Zugleich haben wir in den meisten Krisen unserer Zeit kein Erkenntnisdefizit und tragen trotz unseres Wissens aktiv zu diesen Krisen bei. Selbst wenn wir die Klimakrise nicht leugnen und sogar seit 50zig Jahren Ziele und Wege zur Vermeidung konkret beschreiben können, verschärft sich die Dramatik unseres menschengemachten, weltweiten Handlens.
Die Naturwissenschaft bietet darauf keine Antwort und der Glaube, dass technische Lösungen und zukünftige wissenschaftliche Errungenschaften uns aus diesen Krisen erlösen, erscheint mir als ein postmoderner Aber-Glaube.

Gott einschließen

ist schon im wörtlichen Sinne keine Lösung, wenn wir Gott als Erklärungsmuster missbrauchen oder unsere Verantwortung abwälzen wollen. Gott funktioniert nicht als Über-Elter, ZuberkünstlerIn oder Beruhigungsmittel.
Zugleich ist Gott nicht rätselhaft im Sinne einer nicht lösbaren Rätselaufgabe, die ich gedankenverloren akzeptieren muss.
Gott ist denkbar, zum Beispiel als das Geheimnis des Lebens, das nicht aufgelöst werden muss, aber sich mir erschließt, wenn ich mich dafür öffne.
Theologie ist keine Erklärungswissenschaft, sondern eine reflektierte Haltung und eine Weise auf das Leben so zu antworten, dass sein Geheimnis mich berühren kann.

Auf ehrlicher Augenhöhe

wünsche ich mir Gespräche und Diskussionen zwischen Menschen sowieso und auch zwischen unseren Wissenschaften.
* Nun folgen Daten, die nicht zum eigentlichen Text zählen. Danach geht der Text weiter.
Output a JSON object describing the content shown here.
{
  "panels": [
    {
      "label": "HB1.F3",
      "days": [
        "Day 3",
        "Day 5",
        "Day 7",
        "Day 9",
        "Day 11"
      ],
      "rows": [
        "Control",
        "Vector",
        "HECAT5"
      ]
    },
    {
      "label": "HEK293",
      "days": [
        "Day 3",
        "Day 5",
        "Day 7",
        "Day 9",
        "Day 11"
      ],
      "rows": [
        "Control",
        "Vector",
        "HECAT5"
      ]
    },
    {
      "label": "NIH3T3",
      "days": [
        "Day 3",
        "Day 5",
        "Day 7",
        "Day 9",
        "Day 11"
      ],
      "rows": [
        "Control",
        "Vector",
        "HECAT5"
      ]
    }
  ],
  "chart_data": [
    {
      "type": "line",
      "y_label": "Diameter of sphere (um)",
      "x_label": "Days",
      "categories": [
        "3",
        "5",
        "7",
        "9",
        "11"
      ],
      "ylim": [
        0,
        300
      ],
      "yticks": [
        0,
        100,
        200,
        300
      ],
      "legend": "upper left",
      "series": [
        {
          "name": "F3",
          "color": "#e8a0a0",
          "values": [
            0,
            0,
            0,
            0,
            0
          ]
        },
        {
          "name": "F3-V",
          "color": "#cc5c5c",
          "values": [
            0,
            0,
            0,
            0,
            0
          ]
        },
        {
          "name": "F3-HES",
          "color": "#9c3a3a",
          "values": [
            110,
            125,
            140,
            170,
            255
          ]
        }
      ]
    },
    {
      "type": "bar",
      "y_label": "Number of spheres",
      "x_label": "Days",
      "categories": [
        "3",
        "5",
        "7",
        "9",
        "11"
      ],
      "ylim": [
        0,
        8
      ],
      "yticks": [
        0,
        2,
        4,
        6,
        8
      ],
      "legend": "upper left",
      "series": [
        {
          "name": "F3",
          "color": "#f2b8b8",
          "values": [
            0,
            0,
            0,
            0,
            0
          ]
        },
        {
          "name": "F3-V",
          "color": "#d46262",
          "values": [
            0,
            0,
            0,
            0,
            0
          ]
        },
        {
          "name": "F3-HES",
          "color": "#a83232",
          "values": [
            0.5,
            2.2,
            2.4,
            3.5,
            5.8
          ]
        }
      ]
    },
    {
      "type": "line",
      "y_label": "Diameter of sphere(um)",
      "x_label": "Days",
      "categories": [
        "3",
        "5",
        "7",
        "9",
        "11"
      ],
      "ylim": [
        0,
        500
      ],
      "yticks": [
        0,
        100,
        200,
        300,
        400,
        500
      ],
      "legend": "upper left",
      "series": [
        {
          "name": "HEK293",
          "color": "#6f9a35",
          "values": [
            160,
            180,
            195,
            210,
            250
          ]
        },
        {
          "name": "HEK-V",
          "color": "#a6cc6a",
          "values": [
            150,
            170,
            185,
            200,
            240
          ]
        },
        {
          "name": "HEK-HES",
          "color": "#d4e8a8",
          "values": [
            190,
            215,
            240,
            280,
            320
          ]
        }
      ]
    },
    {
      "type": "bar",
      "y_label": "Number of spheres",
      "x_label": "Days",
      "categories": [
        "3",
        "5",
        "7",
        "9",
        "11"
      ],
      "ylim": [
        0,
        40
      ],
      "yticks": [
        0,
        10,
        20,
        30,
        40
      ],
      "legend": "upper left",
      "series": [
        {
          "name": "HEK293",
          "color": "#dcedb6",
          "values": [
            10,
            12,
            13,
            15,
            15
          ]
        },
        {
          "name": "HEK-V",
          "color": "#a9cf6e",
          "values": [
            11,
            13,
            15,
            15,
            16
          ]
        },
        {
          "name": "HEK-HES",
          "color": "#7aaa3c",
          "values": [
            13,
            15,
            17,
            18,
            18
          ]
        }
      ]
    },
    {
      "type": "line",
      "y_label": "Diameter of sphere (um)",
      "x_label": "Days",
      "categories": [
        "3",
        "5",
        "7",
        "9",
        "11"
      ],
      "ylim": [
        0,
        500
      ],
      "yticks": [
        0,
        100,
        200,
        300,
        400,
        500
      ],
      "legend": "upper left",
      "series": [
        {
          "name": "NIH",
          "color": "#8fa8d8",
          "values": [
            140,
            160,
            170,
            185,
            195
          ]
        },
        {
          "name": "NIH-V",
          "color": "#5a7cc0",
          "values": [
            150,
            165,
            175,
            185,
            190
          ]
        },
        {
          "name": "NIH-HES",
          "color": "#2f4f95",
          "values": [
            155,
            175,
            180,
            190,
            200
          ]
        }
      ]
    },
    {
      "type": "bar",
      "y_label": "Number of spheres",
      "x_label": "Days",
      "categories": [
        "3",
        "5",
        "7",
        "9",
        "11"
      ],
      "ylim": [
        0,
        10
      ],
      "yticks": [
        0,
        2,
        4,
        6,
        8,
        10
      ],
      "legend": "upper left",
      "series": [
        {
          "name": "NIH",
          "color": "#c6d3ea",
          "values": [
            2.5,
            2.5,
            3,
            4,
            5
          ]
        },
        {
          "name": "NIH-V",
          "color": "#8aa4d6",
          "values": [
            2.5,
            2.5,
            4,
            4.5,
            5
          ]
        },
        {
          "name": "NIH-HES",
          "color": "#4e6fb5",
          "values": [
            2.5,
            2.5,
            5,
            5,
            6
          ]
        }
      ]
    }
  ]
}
Dazu braucht es eine Haltung der Offenheit und des Respektes füreinander und die verbindenden Fragen.

Aus meiner Sicht sind es die grundlegenden Fragen nach der Bedeutung unseres ganz individuellen Lebens und unseres Zusammenlebens. Die Fragen: Welche Hoffnung stärkt mich, welcher Trost hält mich, welche Sehnsucht lockt mich? Wie finde ich Frieden mit mir selbst und meinen Mitmenschen, meiner Eigenartigkeit und Sterblichkeit, meinen Stärken und Schwächen? Auch die Fragen: Woher komme ich – und wohin gehe ich?

Das braucht die Einsicht, dass wir nicht über Gott verfügen, Gott aber auch nicht (ver)schweigen müssen. Theologie ist das Bemühen auf Gott zu antworten.
Es kann sehr erhellend sein, die Fragen und Antworten, die wir dabei gefunden haben, auch mit den Naturwissenschaften ins Gespräch zu bringen.